Un deuxième cerveau mécaniquement fortement sollicité

L’intestin est l’unique organe de notre corps à posséder une innervation intrinsèque autonome, le système nerveux entérique.  Appelé le « second cerveau », ce réseau de 100 millions de neurones se développe à partir d’une population de cellules souches, les cellules de la crête neurale, qui migrent durant l’embryogénèse dans la paroi de l’intestin, de la bouche au colon. Mais que se passe-t-il après leur migration ? Dans un doublet de publications paru dans les journaux Communications Biology et Frontiers in Cell and Developmental Biology, l’équipe du biophysicien Nicolas Chevalier (MSC, Université de Paris / CNRS), en collaboration avec la biologiste Sylvie Dufour (IMRB, INSERM / CNRS) et les microscopistes des plateformes ImagiC et ImagoSeine, divulguent plusieurs faits inédits sur la génèse fétale de notre tour de contrôle digestive. Tout d’abord les neurones des mammifères se réorientent selon la circonférence de l’intestin – les scientifiques ont pu capturer une vidéo du phénomène en culture. « Cela ressemble beaucoup à une transition de phase dite « isotrope-nématique » dans les cristaux liquides, où toutes les molécules du cristal vont passer d’un état liquide à un état cristallin orienté selon le champ électrique » commente Nicolas Chevalier, « ici les cristaux sont les cellules de la crête neurale, et le champ électrique sont les fines fibres de collagène sécrétées par le tissu musculaire lisse adjacent, et qui vont orienter les cellules ».

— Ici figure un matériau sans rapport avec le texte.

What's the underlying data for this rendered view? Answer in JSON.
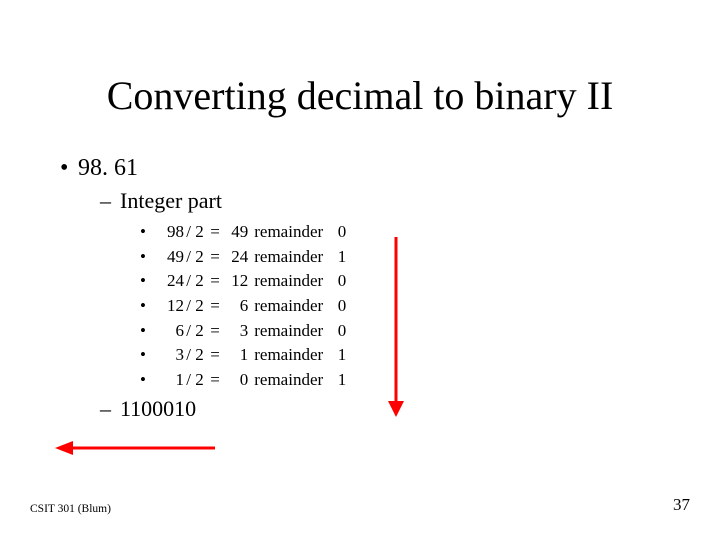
{
  "title": "Converting decimal to binary II",
  "number_example": "98. 61",
  "section_label": "Integer part",
  "rows": [
    {
      "dividend": "98",
      "divisor": "2",
      "quotient": "49",
      "remainder_word": "remainder",
      "remainder": "0"
    },
    {
      "dividend": "49",
      "divisor": "2",
      "quotient": "24",
      "remainder_word": "remainder",
      "remainder": "1"
    },
    {
      "dividend": "24",
      "divisor": "2",
      "quotient": "12",
      "remainder_word": "remainder",
      "remainder": "0"
    },
    {
      "dividend": "12",
      "divisor": "2",
      "quotient": "6",
      "remainder_word": "remainder",
      "remainder": "0"
    },
    {
      "dividend": "6",
      "divisor": "2",
      "quotient": "3",
      "remainder_word": "remainder",
      "remainder": "0"
    },
    {
      "dividend": "3",
      "divisor": "2",
      "quotient": "1",
      "remainder_word": "remainder",
      "remainder": "1"
    },
    {
      "dividend": "1",
      "divisor": "2",
      "quotient": "0",
      "remainder_word": "remainder",
      "remainder": "1"
    }
  ],
  "result": "1100010",
  "footer": {
    "left": "CSIT 301 (Blum)",
    "right": "37"
  },
  "arrow_color": "#ff0000"
}
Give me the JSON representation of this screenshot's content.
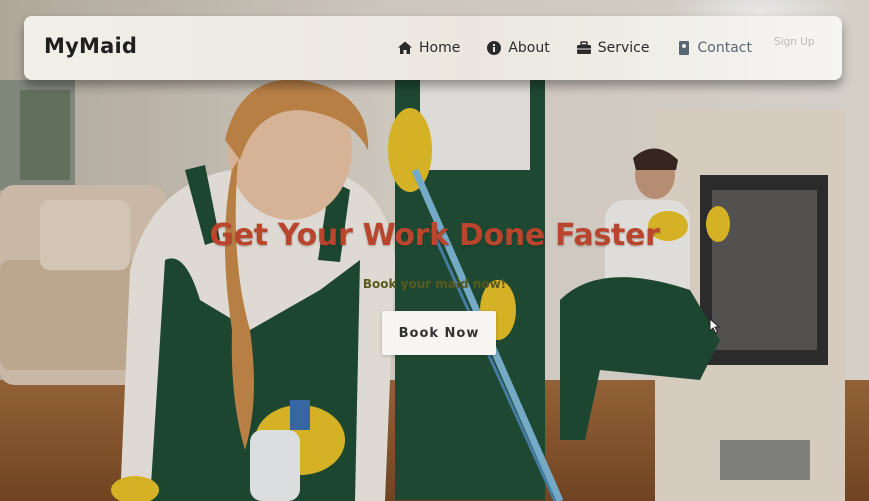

A ce stade le système nerveux entérique forme une constellation de cellules condensées – les ganglions – reliées entre eux par des faisceaux d’axones – on parle de fibres inter-ganglionnaires. Une fois que ces structures sont formées les chercheurs ont démontré que le système nerveux de l’intestin se développe par une simple expansion – les ganglions s’écartent, les fibres les reliant s’allongent. « Ainsi chez l’humain, les quelques 100 000 ganglions sont regroupés dans un tube de 1 cm de long à 8 semaines développement. Comme ce tube mesure à l’âge adulte près de 10m de long, on trouve que les ganglions s’écartent d’un facteur 1000 – tout doit donc être très dense au stade embryonnaire pour se retrouver dans une position correcte à l’âge adulte » commente le chercheur.  Les scientifiques ont en particulier pu montrer que les ondes contractiles spontanées du muscle qui gaine l’intestin tirent en continu sur les fibres nerveuses inter-ganglionnaires, et que c’est justement cette tension qui les fait croître : la mécanique du futur à l’œuvre dans la formation d’un organe vieux comme le monde.